A half of what John's age was 4 years ago is equal to one third of what it will be in 5 years' time. How old is John now? Explain your workings
Let John's present age be x
Four years ago John was x-4
Half of John's age 4 years ago = (x-4)/2
John's age in 5 years from now = x+5
a third of his age 5 from now = (x+5)/3
(x-4)/2 = (x+5)/3
cross-multiply
3x - 12 = 2x + 10
x = 22
So John is now 22 years old
check:
4 years ago he would have been 18
5 years from now he will be 27
is half of 18 equal to a third of 27 ? YES
To solve this problem, let's start by assigning variables. Let's say John's current age is 'x'.
From the given information, we can break down the problem into two parts:
Part 1: A half of what John's age was 4 years ago is equal to...
Since John's age 4 years ago would have been (x - 4), we can rewrite this part of the problem as:
(1/2) * (x - 4)
Part 2: ...one third of what it will be in 5 years' time.
In 5 years' time, John's age will be (x + 5). So, one-third of what it will be in 5 years' time can be written as:
(1/3) * (x + 5)
Now, we can set up an equation with the two parts and solve for John's age, x.

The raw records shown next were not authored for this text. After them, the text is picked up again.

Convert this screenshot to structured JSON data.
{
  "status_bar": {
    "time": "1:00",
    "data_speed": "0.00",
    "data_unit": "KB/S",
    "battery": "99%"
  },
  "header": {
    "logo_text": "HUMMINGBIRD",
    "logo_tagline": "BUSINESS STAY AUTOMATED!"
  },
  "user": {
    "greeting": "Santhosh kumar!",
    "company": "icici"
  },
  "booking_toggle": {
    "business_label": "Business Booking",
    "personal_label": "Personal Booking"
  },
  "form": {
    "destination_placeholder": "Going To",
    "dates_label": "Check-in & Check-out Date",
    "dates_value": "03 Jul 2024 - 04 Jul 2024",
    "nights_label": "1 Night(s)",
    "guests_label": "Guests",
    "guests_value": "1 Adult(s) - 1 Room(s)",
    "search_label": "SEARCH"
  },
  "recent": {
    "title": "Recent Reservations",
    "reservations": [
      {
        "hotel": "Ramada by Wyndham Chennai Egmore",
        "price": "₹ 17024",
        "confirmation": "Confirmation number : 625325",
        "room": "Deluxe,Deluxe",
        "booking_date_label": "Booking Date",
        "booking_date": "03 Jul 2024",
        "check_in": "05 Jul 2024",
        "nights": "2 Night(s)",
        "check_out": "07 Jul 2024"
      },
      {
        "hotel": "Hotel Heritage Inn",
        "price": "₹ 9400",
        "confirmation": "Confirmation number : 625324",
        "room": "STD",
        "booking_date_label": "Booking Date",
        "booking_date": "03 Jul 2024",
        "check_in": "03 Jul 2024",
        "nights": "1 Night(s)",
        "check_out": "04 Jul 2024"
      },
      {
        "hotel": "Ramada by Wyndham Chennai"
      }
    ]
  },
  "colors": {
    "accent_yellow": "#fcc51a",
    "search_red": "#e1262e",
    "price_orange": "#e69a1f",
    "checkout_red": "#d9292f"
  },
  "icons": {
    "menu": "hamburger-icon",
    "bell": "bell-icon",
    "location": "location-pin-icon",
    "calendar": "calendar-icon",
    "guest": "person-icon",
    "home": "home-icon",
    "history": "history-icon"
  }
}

(1/2) * (x - 4) = (1/3) * (x + 5)
To simplify this equation, we can multiply both sides by 6 to get rid of the fractions:
6 * [(1/2) * (x - 4)] = 6 * [(1/3) * (x + 5)]
3 * (x - 4) = 2 * (x + 5)
Distribute the multiplication:
3x - 12 = 2x + 10
Bring the variables to one side and the constants to the other side:
3x - 2x = 10 + 12
x = 22
Therefore, John is currently 22 years old.